- Opening titles
- Directed by: George King
- Written by: Gordon Francis
- Produced by: George King
- Starring: Edward Rigby; Betty Ann Davies; Hilda Bayley;
- Cinematography: Hone Glendinning
- Edited by: John Seabourne Sr.
- Music by: Jack Beaver
- Production company: George King Productions
- Distributed by: Paramount British Pictures
- Release date: August 1937;
- Running time: 67 minutes
- Country: United Kingdom
- Language: English

= Under a Cloud (film) =

Under a Cloud is a 1937 British comedy film directed by George King and starring Betty Ann Davies, Edward Rigby and Hilda Bayley. It was written by Gordon Francis and made at Shepperton Studios as a quota quickie for release by Paramount Pictures.

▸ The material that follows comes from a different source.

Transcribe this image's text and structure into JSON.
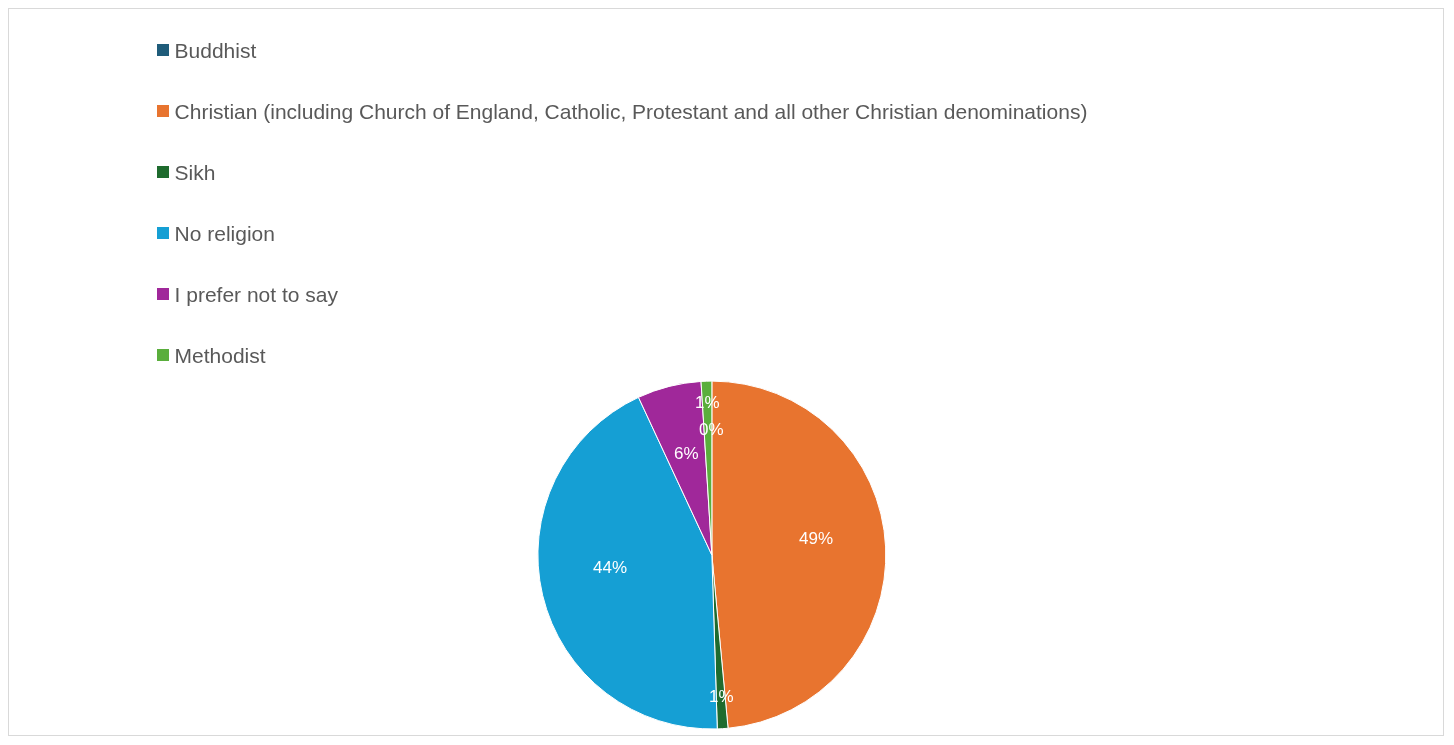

The screenplay concerns a man who returns from Australia and tries to reconcile with his estranged family.

== Plot ==
When con-man Jimmy Forbes returns to England after many years in exile in Australia, he finds that his wife Rosalyn has become a leading socialite, and that his children Diana and George believe he is dead. After telling the kids that he is an old friend of their father, he takes up residence in his wife's home. Although no one likes him, when he helps George when he gets involved with murder, he is accepted.

==Cast==
- Edward Rigby as Jimmy Forbes
- Betty Ann Davies as Diana Forbes
- Hilda Bayley as Rosalyn Forbes
- Bernard Clifton as George Forbes
- Moira Reed as Mary Jessyl
- Peter Gawthorne as Sir Edmond Jessyl
- Renee Gadd as Judy St. John
- Billy Watts as Rodney Marsh
- Brian Buchel as Arnold Gill
- Jack Vyvian as Inspector Bryan
- Howard Douglas as gambler on ship

== Reception ==
The Monthly Film Bulletin wrote: "The direction is sometimes slow, but gathers speed towards the end. Edward Rigby carries the film as Jimmy Forbes, giving an excellent portrayal of the lovable rough diamond. He is well supported by Hilda Bayley as Mrs. Forbes and Betty-Ann Davies as Diana. The parts of George and his fiancée Mary are slight."

Kine Weekly wrote: "Design is theatrical, the development stilted and obvious and the atmosphere phoney. Quota booking for the uncritical. ... Edward Rigby scores occasionally as Forbes but Betty-Ann Davies, Hilda Bayley, Bernard Clifton, Peter Gawthorne and Renee Gadd fail to draw lifelike character in support. ... The story has an idea, but indifferent direction and acting prevent it from being exploited on entertaining lines. For the most part the film bores."